When the first white settlers came into
the Miamisburg area, they were inspired to preserve the Miamisburg Mound
which is the largest conical mound in Ohio. Originally it was 68 feet
high with a diameter of three hundred feet. One excavating attempt in
1869 reduced the height to it's present 65 feet. They claim that it was
not excavated anymore since then and the hill sits like a huge beacon as
you drive into the Miamisburg State Park in Ohio where it resides.
This video is from a distance back from
it so that you can see it in the park setting it is located in.
"Miamisburg
Mound," Ohio
This mound is
the largest conical (Adena) mound found in Ohio.

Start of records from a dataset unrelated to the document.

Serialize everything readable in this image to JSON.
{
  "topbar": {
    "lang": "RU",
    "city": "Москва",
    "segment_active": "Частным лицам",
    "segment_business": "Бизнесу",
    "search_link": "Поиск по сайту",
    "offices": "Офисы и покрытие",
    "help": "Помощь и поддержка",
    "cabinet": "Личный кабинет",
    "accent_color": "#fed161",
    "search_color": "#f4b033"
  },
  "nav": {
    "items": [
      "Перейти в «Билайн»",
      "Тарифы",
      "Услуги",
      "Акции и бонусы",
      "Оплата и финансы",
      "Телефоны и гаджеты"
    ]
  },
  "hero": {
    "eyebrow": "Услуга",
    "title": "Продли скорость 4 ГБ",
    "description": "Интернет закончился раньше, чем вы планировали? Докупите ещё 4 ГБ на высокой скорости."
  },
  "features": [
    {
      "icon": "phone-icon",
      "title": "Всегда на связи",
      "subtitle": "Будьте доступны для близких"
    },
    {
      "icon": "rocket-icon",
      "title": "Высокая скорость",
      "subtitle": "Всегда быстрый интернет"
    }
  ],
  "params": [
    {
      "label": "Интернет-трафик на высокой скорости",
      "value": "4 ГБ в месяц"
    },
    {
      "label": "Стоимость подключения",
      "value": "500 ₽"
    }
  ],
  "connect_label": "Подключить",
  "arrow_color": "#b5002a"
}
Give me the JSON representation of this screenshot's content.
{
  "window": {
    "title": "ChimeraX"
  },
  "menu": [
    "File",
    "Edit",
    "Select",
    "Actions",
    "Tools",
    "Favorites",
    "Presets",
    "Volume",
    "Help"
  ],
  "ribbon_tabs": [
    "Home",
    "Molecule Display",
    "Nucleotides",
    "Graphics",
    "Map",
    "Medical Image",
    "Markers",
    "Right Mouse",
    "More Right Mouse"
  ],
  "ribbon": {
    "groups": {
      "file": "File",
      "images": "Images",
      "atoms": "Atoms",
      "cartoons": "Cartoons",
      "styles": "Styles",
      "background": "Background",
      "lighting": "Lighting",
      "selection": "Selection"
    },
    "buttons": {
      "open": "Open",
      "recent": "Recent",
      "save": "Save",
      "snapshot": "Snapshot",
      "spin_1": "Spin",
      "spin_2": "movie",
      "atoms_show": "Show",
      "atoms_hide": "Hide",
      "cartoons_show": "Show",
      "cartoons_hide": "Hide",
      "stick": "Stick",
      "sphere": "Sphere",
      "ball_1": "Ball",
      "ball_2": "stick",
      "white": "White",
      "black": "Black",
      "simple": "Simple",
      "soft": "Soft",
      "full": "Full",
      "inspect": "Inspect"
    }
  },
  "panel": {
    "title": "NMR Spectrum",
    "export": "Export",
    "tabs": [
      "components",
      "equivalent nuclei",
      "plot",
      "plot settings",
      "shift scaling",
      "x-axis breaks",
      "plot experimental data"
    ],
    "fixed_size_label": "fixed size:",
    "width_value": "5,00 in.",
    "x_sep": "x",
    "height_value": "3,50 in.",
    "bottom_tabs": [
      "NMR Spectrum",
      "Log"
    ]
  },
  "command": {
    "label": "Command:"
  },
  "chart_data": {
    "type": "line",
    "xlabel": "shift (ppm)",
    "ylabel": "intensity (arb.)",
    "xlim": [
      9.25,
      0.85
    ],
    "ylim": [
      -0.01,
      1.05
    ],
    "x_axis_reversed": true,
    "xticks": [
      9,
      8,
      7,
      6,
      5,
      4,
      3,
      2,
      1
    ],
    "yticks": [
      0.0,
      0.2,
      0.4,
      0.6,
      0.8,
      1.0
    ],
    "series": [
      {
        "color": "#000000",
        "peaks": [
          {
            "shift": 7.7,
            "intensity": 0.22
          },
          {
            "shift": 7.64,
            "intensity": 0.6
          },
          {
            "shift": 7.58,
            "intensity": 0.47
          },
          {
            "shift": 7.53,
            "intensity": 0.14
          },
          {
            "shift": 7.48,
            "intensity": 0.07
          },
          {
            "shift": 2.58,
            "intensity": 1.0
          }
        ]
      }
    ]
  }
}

Man-made mounds are mounds that were made from the ground up and fall
into four basic shapes or categories. Conical mounds, Effigy mounds,
Temple Mounds and Geometric (usually linear) mounds. Use the following
Links to learn more.
Conical Mounds - look like
pyramids except that they are rounded. They, just as the great
pyramids, were built in honor of some special shaman or king, and
are in fact burial sites for them as well.
Effigy Mounds
- are shaped like animals and or spirits, and were believed to have
ceremonial, navigational and calendar-like purposes. It is known
that many of these align with the stars and could have been used to
predict solstices, and even eclipses.
Temple Mounds -
were mounds that either were man-made or "truncated" natural hills.
Structures (many times temples) were placed upon the flattened top
and were considered to be "living spaces" for shamans or their
leaders and their families.
Geometric-Shaped
Mounds - were usually circular, square, or linear in shape, and
were thought to have alot of the same uses as the effigy mounds, but
sometimes (like the Newark site above) were believed to be created
together to build ceremonial & observatory inside large complexes.